La saison n’est pas terminée à Monaco, mais les rumeurs ont déjà rattrapé le banc. Sébastien Pocognoli, arrivé en cours de route, n’est pas certain de rester sur le Rocher, alors même que le club sortait encore récemment d’une série de sept victoires et d’un passage par la Ligue des champions, à domicile comme à l’extérieur.
Ce qui pèse aujourd’hui, c’est surtout la fin de parcours. La mauvaise série contre des adversaires jugés plus faibles a mis en lumière la fragilité de l’équipe, au moment où certains autour du club évoquent déjà un nouveau cycle. Dans ce contexte, L’Équipe a parlé d’une vaste restructuration en cours et d’un possible départ de Thiago Scuro, un scénario qui nourrirait l’idée d’un chantier plus large à Monaco.
Le dossier a pris une autre dimension avec une information de La Provence: les agents d’Habib Beye auraient proposé son nom aux dirigeants monégasques, mais aussi à ceux du Paris FC. L’ancien défenseur, passé par Rennes avec un bilan jugé correct, n’a pas réussi à redresser la situation à l’Olympique de Marseille. Et tout n’a pas été simple non plus dans ses rapports avec ses dirigeants.
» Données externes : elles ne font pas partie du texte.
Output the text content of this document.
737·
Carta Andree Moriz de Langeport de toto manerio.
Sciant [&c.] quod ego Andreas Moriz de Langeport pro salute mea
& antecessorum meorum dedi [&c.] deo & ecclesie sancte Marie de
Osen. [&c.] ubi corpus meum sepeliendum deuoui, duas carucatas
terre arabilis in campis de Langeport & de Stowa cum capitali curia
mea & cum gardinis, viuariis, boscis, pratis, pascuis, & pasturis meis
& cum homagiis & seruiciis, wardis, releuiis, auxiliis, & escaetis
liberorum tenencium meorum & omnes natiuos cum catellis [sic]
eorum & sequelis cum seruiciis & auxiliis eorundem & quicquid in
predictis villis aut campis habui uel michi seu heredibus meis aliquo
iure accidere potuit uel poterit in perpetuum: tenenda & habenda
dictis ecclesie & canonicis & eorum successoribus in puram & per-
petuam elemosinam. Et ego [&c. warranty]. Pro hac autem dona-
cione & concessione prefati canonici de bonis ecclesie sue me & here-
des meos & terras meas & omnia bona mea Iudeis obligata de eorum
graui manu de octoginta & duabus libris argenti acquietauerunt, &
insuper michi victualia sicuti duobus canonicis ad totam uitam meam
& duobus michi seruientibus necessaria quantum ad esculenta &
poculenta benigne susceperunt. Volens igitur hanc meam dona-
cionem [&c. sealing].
Pocognoli, lui, n’est pas dans la même position contractuelle qu’un entraîneur en fin de course. Son contrat court jusqu’en juin 2027. Il est arrivé pendant la saison, sans avoir façonné l’effectif à sa main, et beaucoup jugent aujourd’hui qu’un large remaniement de l’effectif est plus probable qu’un départ spontané de l’entraîneur belge. Le débat, à Monaco, porte donc moins sur un simple remplacement que sur l’ampleur d’une reconstruction déjà évoquée par plusieurs observateurs.
Les réactions des supporteurs montrent à quel point la question divise. Certains refusent l’idée de voir un autre technicien débarquer, l’un écrivant: « Surtout pas. Il manquerait plus que ça pour nous achever ». Un autre prévient: « Si cela se produit je vous préviens je ne supporterai plus l’AS MONACO. Trop c’est trop ! ». D’autres vont plus loin encore, avec ce type de message: « Idem. Si galtier ou beye mettent les pieds à la Turbie, je reviendrais quand ils seront partis … »
À l’inverse, les critiques envers Pocognoli restent franches. Un commentaire résume cette ligne dure: « Faut arrêter avec les circonstances, il a eu quasiment toute la saison pour redresser la barre avec un effectif suffisant pour le podium et à la fin, il laisse l’équipe moins bien classée que quand il l’a reprise en terminant de façon lamentable. » Un autre insiste sur le fait que l’entraîneur n’a pas choisi son groupe et qu’« avec un recrutement qu’il choisi il pourrait mettre en place son jeu véritablement… », ajoutant que, si changement il y a, Beye ne serait « pas » l’homme de la situation.
Au fond, Monaco semble déjà entrer dans une séquence où les décisions de l’été compteront autant que les matches restants. Si le club lance bien un nouveau cycle, la question ne sera pas seulement de savoir si Pocognoli le mènera, mais si la direction choisit de reconstruire l’équipe autour de lui ou sans lui. Et dans l’immédiat, le simple fait que le nom d’Habib Beye circule déjà dit assez bien l’état de nervosité autour du Rocher.